Do not silently rewrite all of these — reference style conversion is a deterministic job for a CSL processor / biber (CLAUDE.md → Model vs Code). Report the inconsistencies and the rule; mechanical reformat belongs in tooling, not hand-retyping that injects errors.

Phase 7: Cross-Reference Integrity (\ref ↔ \label)

  1. Dangling refs\ref \eqref \autoref \cref \Cref \pageref \nameref keys with no matching \labelERROR.
  2. Orphan labels\label never referenced → WARNING (often harmless, but flag stale ones).
  3. Display-item coverage — every figure/table is referenced in the text and vice versa (cross-check MANUSCRIPT_MAP.md → Figures & tables).

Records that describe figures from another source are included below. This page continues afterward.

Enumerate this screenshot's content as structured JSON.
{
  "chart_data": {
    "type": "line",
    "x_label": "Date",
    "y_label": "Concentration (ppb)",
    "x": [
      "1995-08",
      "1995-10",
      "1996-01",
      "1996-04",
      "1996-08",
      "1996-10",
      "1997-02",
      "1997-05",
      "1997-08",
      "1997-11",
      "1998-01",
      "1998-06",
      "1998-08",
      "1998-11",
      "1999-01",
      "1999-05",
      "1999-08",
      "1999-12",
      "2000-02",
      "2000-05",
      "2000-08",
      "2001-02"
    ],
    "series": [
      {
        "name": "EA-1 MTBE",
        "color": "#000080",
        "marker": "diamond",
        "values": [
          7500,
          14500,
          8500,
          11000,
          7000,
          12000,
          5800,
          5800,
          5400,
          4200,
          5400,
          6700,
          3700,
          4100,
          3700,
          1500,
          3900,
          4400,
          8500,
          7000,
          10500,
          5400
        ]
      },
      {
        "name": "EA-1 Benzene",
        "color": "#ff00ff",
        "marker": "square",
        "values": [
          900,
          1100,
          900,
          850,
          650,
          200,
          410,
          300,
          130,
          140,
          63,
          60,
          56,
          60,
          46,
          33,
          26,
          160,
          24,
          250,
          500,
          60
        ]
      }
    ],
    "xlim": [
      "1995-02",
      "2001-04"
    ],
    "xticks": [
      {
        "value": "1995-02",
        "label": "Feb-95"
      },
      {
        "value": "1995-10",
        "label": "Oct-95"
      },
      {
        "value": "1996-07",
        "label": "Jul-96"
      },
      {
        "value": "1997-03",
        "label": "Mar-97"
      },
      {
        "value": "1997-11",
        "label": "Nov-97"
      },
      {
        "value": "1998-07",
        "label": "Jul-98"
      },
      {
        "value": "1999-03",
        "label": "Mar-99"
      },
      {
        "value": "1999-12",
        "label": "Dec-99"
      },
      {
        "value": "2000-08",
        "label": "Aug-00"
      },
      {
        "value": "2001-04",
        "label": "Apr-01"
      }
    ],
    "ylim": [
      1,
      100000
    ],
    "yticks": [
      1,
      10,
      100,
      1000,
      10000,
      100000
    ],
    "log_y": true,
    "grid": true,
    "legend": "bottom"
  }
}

An unreferenced figure or a "see Fig 3" with no Fig 3 is a defect.

Output Format

# Citation Audit — references.bib (+ 1 other .bib), 6 .tex files

> Live check: citation-gate.sh (runs on every .tex/.bib edit). This is the deep manual sweep.
> Reference style in force: ACL (numbered, ISO-4 abbreviations, sentence-case titles).

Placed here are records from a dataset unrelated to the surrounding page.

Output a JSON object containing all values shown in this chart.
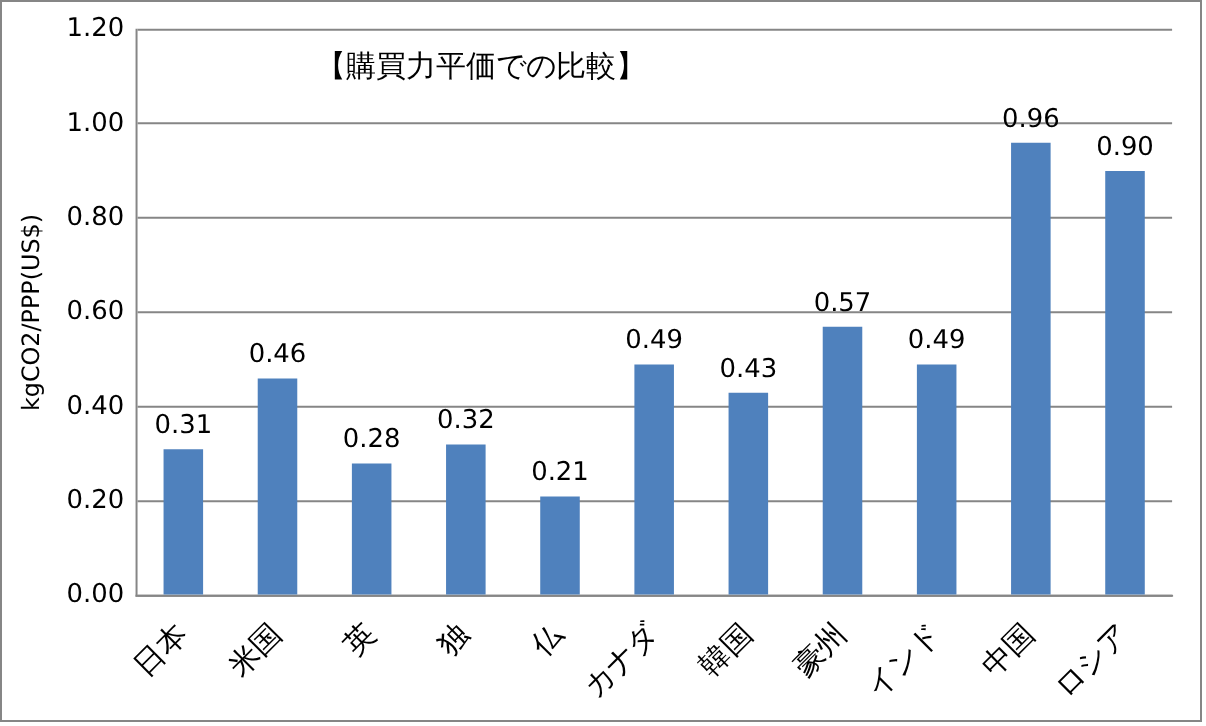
{
  "chart_data": {
    "type": "bar",
    "title": "【購買力平価での比較】",
    "ylabel": "kgCO2/PPP(US$)",
    "categories": [
      "日本",
      "米国",
      "英",
      "独",
      "仏",
      "カナダ",
      "韓国",
      "豪州",
      "インド",
      "中国",
      "ロシア"
    ],
    "values": [
      0.31,
      0.46,
      0.28,
      0.32,
      0.21,
      0.49,
      0.43,
      0.57,
      0.49,
      0.96,
      0.9
    ],
    "value_labels": [
      "0.31",
      "0.46",
      "0.28",
      "0.32",
      "0.21",
      "0.49",
      "0.43",
      "0.57",
      "0.49",
      "0.96",
      "0.90"
    ],
    "color": "#4f81bd",
    "ylim": [
      0,
      1.2
    ],
    "yticks": [
      {
        "value": 0,
        "label": "0.00"
      },
      {
        "value": 0.2,
        "label": "0.20"
      },
      {
        "value": 0.4,
        "label": "0.40"
      },
      {
        "value": 0.6,
        "label": "0.60"
      },
      {
        "value": 0.8,
        "label": "0.80"
      },
      {
        "value": 1.0,
        "label": "1.00"
      },
      {
        "value": 1.2,
        "label": "1.20"
      }
    ],
    "grid": "y",
    "legend": false
  }
}
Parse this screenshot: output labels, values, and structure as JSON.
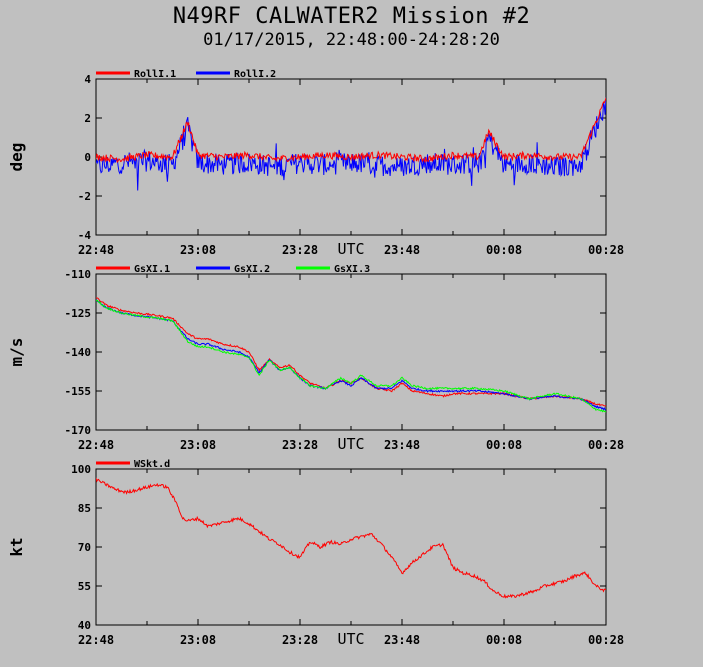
{
  "title": "N49RF CALWATER2 Mission #2",
  "subtitle": "01/17/2015, 22:48:00-24:28:20",
  "chart_data": [
    {
      "type": "line",
      "ylabel": "deg",
      "xlabel": "UTC",
      "ylim": [
        -4,
        4
      ],
      "yticks": [
        "4",
        "2",
        "0",
        "-2",
        "-4"
      ],
      "xticks": [
        "22:48",
        "23:08",
        "23:28",
        "23:48",
        "00:08",
        "00:28"
      ],
      "legend_position": "top-left",
      "series": [
        {
          "name": "RollI.1",
          "color": "#ff0000",
          "x_minutes": [
            0,
            5,
            10,
            15,
            18,
            20,
            25,
            30,
            35,
            40,
            45,
            50,
            55,
            60,
            65,
            70,
            75,
            77,
            80,
            85,
            90,
            95,
            100
          ],
          "values": [
            0.0,
            -0.1,
            0.1,
            0.0,
            1.8,
            0.1,
            0.0,
            0.1,
            -0.1,
            0.0,
            0.1,
            0.0,
            0.1,
            0.0,
            -0.1,
            0.1,
            0.0,
            1.3,
            0.0,
            0.1,
            0.0,
            0.0,
            3.0
          ]
        },
        {
          "name": "RollI.2",
          "color": "#0000ff",
          "x_minutes": [
            0,
            5,
            10,
            15,
            18,
            20,
            25,
            30,
            35,
            40,
            45,
            50,
            55,
            60,
            65,
            70,
            75,
            77,
            80,
            85,
            90,
            95,
            100
          ],
          "values": [
            -0.5,
            -0.3,
            -0.2,
            -0.4,
            1.5,
            -0.3,
            -0.4,
            -0.3,
            -0.5,
            -0.3,
            -0.4,
            -0.3,
            -0.4,
            -0.5,
            -0.3,
            -0.4,
            -0.3,
            1.0,
            -0.4,
            -0.3,
            -0.5,
            -0.4,
            2.8
          ]
        }
      ]
    },
    {
      "type": "line",
      "ylabel": "m/s",
      "xlabel": "UTC",
      "ylim": [
        -170,
        -110
      ],
      "yticks": [
        "-110",
        "-125",
        "-140",
        "-155",
        "-170"
      ],
      "xticks": [
        "22:48",
        "23:08",
        "23:28",
        "23:48",
        "00:08",
        "00:28"
      ],
      "legend_position": "top-left",
      "series": [
        {
          "name": "GsXI.1",
          "color": "#ff0000",
          "x_minutes": [
            0,
            2,
            5,
            8,
            12,
            15,
            18,
            20,
            22,
            25,
            28,
            30,
            32,
            34,
            36,
            38,
            40,
            42,
            45,
            48,
            50,
            52,
            55,
            58,
            60,
            62,
            65,
            68,
            70,
            75,
            80,
            85,
            90,
            95,
            98,
            100
          ],
          "values": [
            -119,
            -122,
            -124,
            -125,
            -126,
            -127,
            -133,
            -135,
            -135,
            -137,
            -138,
            -140,
            -147,
            -143,
            -146,
            -145,
            -149,
            -152,
            -154,
            -151,
            -152,
            -150,
            -154,
            -155,
            -152,
            -155,
            -156,
            -157,
            -156,
            -156,
            -156,
            -158,
            -157,
            -158,
            -160,
            -161
          ]
        },
        {
          "name": "GsXI.2",
          "color": "#0000ff",
          "x_minutes": [
            0,
            2,
            5,
            8,
            12,
            15,
            18,
            20,
            22,
            25,
            28,
            30,
            32,
            34,
            36,
            38,
            40,
            42,
            45,
            48,
            50,
            52,
            55,
            58,
            60,
            62,
            65,
            68,
            70,
            75,
            80,
            85,
            90,
            95,
            98,
            100
          ],
          "values": [
            -120,
            -123,
            -125,
            -126,
            -127,
            -128,
            -135,
            -137,
            -137,
            -139,
            -140,
            -142,
            -148,
            -143,
            -147,
            -146,
            -150,
            -153,
            -154,
            -151,
            -153,
            -150,
            -154,
            -154,
            -151,
            -154,
            -155,
            -155,
            -155,
            -155,
            -156,
            -158,
            -157,
            -158,
            -161,
            -162
          ]
        },
        {
          "name": "GsXI.3",
          "color": "#00ff00",
          "x_minutes": [
            0,
            2,
            5,
            8,
            12,
            15,
            18,
            20,
            22,
            25,
            28,
            30,
            32,
            34,
            36,
            38,
            40,
            42,
            45,
            48,
            50,
            52,
            55,
            58,
            60,
            62,
            65,
            68,
            70,
            75,
            80,
            85,
            90,
            95,
            98,
            100
          ],
          "values": [
            -120,
            -123,
            -125,
            -126,
            -127,
            -128,
            -136,
            -138,
            -138,
            -140,
            -141,
            -142,
            -149,
            -143,
            -147,
            -146,
            -150,
            -153,
            -154,
            -150,
            -152,
            -149,
            -153,
            -153,
            -150,
            -153,
            -154,
            -154,
            -154,
            -154,
            -155,
            -158,
            -156,
            -158,
            -162,
            -163
          ]
        }
      ]
    },
    {
      "type": "line",
      "ylabel": "kt",
      "xlabel": "UTC",
      "ylim": [
        40,
        100
      ],
      "yticks": [
        "100",
        "85",
        "70",
        "55",
        "40"
      ],
      "xticks": [
        "22:48",
        "23:08",
        "23:28",
        "23:48",
        "00:08",
        "00:28"
      ],
      "legend_position": "top-left",
      "series": [
        {
          "name": "WSkt.d",
          "color": "#ff0000",
          "x_minutes": [
            0,
            2,
            4,
            6,
            8,
            10,
            12,
            14,
            16,
            17,
            18,
            20,
            22,
            24,
            26,
            28,
            30,
            32,
            34,
            36,
            38,
            40,
            42,
            44,
            46,
            48,
            50,
            52,
            54,
            56,
            58,
            60,
            62,
            64,
            66,
            68,
            70,
            72,
            74,
            76,
            78,
            80,
            82,
            84,
            86,
            88,
            90,
            92,
            94,
            96,
            98,
            100
          ],
          "values": [
            96,
            94,
            92,
            91,
            92,
            93,
            94,
            93,
            86,
            81,
            80,
            81,
            78,
            79,
            80,
            81,
            79,
            76,
            73,
            71,
            68,
            66,
            72,
            70,
            72,
            71,
            73,
            74,
            75,
            71,
            66,
            60,
            64,
            67,
            70,
            71,
            62,
            60,
            59,
            57,
            53,
            51,
            51,
            52,
            53,
            55,
            56,
            57,
            59,
            60,
            55,
            53
          ]
        }
      ]
    }
  ]
}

## ERRORS (block submission)
| Category | Item | Fix |
|---|---|---|
| Dangling \cite | `smith2022` cited in results.tex:88, not in any .bib | Supply verified entry OR flag [CITE] and remove key — do not invent |
| Duplicate key | `halluc2022` defined twice in references.bib | Merge; keep the complete entry |
| Placeholder DOI | `kumar2020`: doi = {10.xxxx/abcd} | Replace with real DOI from source, or drop the field |
| Empty field | `lee2018`: author = {} | Fill author from source or remove entry |
| Dangling \ref | `\ref{fig:horizon}` in discussion.tex:40, no \label | Add \label or fix the reference |

## WARNINGS (fix before submission)
| Category | Item | Fix |
|---|---|---|
| Orphan entry | `garcia2015` defined, never cited | Remove unless intentionally retained |
| Same work, 2 keys | `wang2021a` / `wang2021b` share DOI 10.18653/... | Merge to one key; update \cite sites |
| Author format | 3 entries use "First Last", rest "Last, First" | Normalize via biber, not by hand |
| Journal abbrev | `nguyen2020` uses full journal name; ACL wants ISO-4 | Abbreviate per ACL |
| Unreferenced figure | fig:appendixB has \label, never \ref'd | Reference it in text or move to appendix |

## Counts
- Cite keys: 47 cited / 52 defined → 5 orphans, 1 dangling
- DOIs: 41 present / 1 placeholder / 6 missing
- Cross-refs: 19 \ref / 19 \label → 1 dangling, 2 orphan labels

## Recommended fix order
1. Resolve the dangling \cite and \ref (blocks compile + the stop-gate).
2. Merge duplicate/same-work keys.
3. Replace placeholder DOI; fill empty required fields from sources.
4. Run biber/CSL to normalize author + journal formatting (deterministic — don't hand-edit).

Pairs With

  • citation-gate.sh — the live, every-edit check (Phases 2 + 7). This skill goes deeper (Phases 3–6) and explains fixes. Read its verdict at .hook-state/last_quality_gate.json.
  • stop-gate.sh — blocks turn completion while the last gate failed. A clean audit clears it. Bypass only with SKIP_QUALITY_GATE=1 for a pre-existing, unrelated dangling key.
  • block-fabrication.sh — blocks writing placeholder DOIs / empty .bib fields. If a "fix" trips it, the fix was a fabrication.
  • /claim-check — structural integrity here ≠ a cite licensing its claim. Run claim-check for the source-reading layer.

Notes

  • Counting and key-resolution are deterministic — prefer a quick python3 parse over reasoning about which keys match. Reserve judgment for "are these two entries the same work?" and "is this orphan intentional?"
  • Never assert a DOI is valid because it is well-shaped — shape ≠ existence. Verification against the real source is a separate, manual step.
  • When converting reference styles, route the mechanical work through biber/a CSL processor; this skill audits, it does not retype the bibliography.